Sheherazade (for when the conversation flagged), Jesus (lots to discuss, obviously, but also in case the wine ran out), Emily Brontë (to try to find out how in God's name she came up with Wuthering Heights), Lucifer (a thank-you for the royalties) and Aphrodite, for reasons which I assume are obvious.

What is your most prized possession?
My father's wristwatch. He bought it in Bombay some sixty years ago and recently gave it to me. It has an extraordinarily simple and elegant design, and as a child I was mesmerized by it. Aesthetics aside, it's an uncomplicated filial pleasure: this object kept him company through some of the richest and riskiest years of his life. It was on his wrist, now it's on mine. Humble continuity. It cheers me up when I'm feeling suicidal.

Who are your literary heroes?
How far back do you want me to go? Milton. Robert Browning. Thomas Hardy. W. H. Auden. D. H. Lawrence, Graham Greene. Of more modern (or slightly less dead) writers, Anthony Burgess, Paul Bowles, Mervyn Peake, John Updike, J G Ballard. Among the actually living, Martin Amis, Susanna Moore, Mary Gaitskill.

What is the first book you truly loved?
The Enchanted Wood by Enid Blyton.

Which classic have you not yet read? Do you intend to read it?
There are, I'm depressed to say, many classics I have not yet read and will probably never get around to, though I will not stop short of hospitalizing myself in the attempt. (I have a deep aversion to even trying to read anything by Victor Hugo. What has he done to offend me? No idea. But I get a migraine at the mere sight of his books.) Most recently I got interrupted (by the warning klaxon of an approaching deadline) halfway through Don Quixote and had to put it aside for a few weeks. But I was enjoying it immensely. I'll certainly return to and finish it - though not without starting from the beginning again.
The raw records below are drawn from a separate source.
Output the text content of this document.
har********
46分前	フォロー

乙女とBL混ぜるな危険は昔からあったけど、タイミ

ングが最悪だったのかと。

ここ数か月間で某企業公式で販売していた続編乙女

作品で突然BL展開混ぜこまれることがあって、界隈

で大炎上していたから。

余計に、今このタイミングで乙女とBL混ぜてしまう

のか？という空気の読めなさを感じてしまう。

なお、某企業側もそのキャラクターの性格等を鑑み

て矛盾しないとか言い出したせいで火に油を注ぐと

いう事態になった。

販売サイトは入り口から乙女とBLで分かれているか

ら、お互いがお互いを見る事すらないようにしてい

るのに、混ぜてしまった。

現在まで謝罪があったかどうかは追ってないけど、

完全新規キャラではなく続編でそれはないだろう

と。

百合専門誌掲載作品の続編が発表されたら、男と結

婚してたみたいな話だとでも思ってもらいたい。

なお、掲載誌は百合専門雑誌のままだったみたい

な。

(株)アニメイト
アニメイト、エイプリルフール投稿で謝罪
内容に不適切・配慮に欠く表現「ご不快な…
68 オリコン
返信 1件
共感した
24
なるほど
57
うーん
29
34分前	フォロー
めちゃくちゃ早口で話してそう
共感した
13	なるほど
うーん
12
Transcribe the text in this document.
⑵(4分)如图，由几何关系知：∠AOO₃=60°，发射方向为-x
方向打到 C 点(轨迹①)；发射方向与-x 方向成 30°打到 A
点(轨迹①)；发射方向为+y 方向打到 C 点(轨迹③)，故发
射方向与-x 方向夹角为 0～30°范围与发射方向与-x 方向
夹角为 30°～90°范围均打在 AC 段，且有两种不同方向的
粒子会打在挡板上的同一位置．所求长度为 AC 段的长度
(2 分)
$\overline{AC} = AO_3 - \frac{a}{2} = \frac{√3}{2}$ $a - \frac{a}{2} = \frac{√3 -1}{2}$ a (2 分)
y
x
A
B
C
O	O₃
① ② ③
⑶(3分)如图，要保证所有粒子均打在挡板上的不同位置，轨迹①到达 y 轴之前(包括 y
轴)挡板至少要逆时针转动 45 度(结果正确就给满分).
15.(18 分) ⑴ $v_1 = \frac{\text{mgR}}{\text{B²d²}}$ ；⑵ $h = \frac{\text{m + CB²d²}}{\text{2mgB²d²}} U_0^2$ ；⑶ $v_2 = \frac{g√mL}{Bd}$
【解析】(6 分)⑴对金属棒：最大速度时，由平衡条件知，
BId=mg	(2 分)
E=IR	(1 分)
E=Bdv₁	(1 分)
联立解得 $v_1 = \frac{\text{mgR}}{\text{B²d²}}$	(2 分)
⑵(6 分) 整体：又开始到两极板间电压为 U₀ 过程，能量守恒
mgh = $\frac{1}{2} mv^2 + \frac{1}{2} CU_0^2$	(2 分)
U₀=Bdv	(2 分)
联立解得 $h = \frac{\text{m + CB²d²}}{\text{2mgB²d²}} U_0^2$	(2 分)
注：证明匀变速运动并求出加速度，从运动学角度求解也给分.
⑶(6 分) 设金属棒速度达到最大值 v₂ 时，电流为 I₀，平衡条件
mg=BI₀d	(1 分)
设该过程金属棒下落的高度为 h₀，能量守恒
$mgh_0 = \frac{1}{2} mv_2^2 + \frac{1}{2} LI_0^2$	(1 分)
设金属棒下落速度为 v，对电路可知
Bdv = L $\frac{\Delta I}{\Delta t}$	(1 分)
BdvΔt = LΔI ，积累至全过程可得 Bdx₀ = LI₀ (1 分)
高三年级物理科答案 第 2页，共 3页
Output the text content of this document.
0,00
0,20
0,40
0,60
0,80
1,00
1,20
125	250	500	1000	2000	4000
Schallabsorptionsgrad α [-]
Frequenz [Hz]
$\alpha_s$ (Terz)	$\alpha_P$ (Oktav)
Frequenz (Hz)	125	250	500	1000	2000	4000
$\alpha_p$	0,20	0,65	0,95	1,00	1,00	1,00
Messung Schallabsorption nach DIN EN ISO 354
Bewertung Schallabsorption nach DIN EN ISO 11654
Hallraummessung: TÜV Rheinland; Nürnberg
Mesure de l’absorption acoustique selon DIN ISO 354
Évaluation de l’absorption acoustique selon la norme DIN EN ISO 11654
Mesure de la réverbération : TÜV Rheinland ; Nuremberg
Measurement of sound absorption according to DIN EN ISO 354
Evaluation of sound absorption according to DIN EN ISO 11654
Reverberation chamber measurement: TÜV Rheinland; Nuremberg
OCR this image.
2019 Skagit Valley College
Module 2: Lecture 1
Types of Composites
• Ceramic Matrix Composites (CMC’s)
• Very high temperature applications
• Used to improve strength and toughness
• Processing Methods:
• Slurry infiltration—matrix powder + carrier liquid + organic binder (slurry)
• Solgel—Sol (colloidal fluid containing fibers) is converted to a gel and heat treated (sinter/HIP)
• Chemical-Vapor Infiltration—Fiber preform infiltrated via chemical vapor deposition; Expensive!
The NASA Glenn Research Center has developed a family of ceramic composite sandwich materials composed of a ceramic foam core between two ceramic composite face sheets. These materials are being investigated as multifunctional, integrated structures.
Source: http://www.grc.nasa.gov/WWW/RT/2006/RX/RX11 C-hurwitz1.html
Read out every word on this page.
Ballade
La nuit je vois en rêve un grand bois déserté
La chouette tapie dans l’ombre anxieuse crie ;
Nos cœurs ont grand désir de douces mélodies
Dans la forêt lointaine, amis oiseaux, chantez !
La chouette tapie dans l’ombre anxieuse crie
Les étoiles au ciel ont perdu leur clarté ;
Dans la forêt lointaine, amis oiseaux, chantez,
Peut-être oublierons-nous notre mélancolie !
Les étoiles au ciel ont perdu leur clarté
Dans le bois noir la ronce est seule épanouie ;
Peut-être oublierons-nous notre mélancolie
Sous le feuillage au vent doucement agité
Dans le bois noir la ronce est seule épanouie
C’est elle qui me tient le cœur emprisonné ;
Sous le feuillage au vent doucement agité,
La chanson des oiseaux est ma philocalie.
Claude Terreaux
If you could only recommend one book, which would it be?
Earthly Powers by Anthony Burgess. It's big, bawdy, pungent, poignant and true, a novel that takes on the twentieth century’s excesses, neuroses, triumphs and crimes with intelligence, compassion, irreverence and, in the end, love. My paperback edition runs to seven hundred pages. I would happily have staggered, dazed and delighted, through seven hundred more. Readers of my earlier answer worried it might be the sort of book in which not very much happens need not fear. A great deal happens. Hilariously and movingly.

Do you prefer print or e-books?
Print. But then I prefer steam trains, too.

What, if anything, do you read while you're working on a project?
Nothing contemporary. In fact nothing from after 1900, and ideally much longer ago than that. Which is where all those unread classics come in handy.

Do you have a favorite sentence from a book?
"A horse is at least human, for God's sake." From The Catcher in the Rye.